As reported by Bisnis Bali, the government is accused of a failure to contemplate the effects of its food policy decisions, as exemplified by recent decision banning the import of beef into Indonesia, making Indonesia among the most expensive place to purchase beef.
With beef prices exceeding Rp. 80,000 (US$8) per kilogram, observers are saying the high prices demonstrate the abysmally poor planning of government agencies.
In Bali the negative effects of the ban on beef imports have been far reaching. High beef prices have seen farmers sell almost all the cattle, including even breeding stocks. Cattle populations on the Island are at an all time low. The chief of the Livestock Service (Dinas Paternakan) in Tabanan, Ni Ketut Warsiki, said: “Farmers are selling their cattle, but they are not buying new breeding stock because of high prices.”
Poor public policy is also reflected in the cost and availability of other agricultural products. Since January, the government has banned the import of 13 horticultural products. As a result, the cost of many produce items have skyrocketed at local markets.

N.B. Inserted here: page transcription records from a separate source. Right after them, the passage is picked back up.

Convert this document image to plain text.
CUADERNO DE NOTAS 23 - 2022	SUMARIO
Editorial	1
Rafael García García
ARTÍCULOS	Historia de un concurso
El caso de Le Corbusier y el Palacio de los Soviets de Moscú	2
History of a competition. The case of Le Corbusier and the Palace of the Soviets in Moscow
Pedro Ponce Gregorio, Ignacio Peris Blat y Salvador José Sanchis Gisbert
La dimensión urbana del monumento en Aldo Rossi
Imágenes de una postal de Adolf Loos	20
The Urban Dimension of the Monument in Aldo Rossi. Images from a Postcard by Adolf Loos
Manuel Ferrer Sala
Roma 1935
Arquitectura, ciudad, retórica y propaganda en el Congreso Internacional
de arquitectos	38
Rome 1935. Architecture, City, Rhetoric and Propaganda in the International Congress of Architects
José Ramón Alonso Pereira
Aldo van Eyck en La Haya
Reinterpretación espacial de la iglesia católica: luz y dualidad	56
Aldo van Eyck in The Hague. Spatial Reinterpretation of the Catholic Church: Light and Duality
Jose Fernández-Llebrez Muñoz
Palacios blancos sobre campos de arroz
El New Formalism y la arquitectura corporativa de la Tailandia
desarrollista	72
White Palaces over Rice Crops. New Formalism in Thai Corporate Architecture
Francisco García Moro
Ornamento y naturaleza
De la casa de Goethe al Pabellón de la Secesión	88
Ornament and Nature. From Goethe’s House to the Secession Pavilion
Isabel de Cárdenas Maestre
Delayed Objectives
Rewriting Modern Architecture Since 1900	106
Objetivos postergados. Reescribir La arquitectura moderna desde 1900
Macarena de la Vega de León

The 13 items banned from importation during the period January – June 2013 include potatoes, cabbage, carrots, chilies, pineapples, melons, bananas, mangoes, papaya, during, chrysanthemums, orchids and heliconia.
The newspaper report points to chilies costs that have risen by a factor of 10-15 time to as much as Rp. 150,000 per kilogram.
Despite claiming to be an agricultural county, Indonesia is now a major importer of rice, vegetables and fruit further underlying the widespread perception that Indonesia lacks a comprehensive plan and strategy in agricultural food production.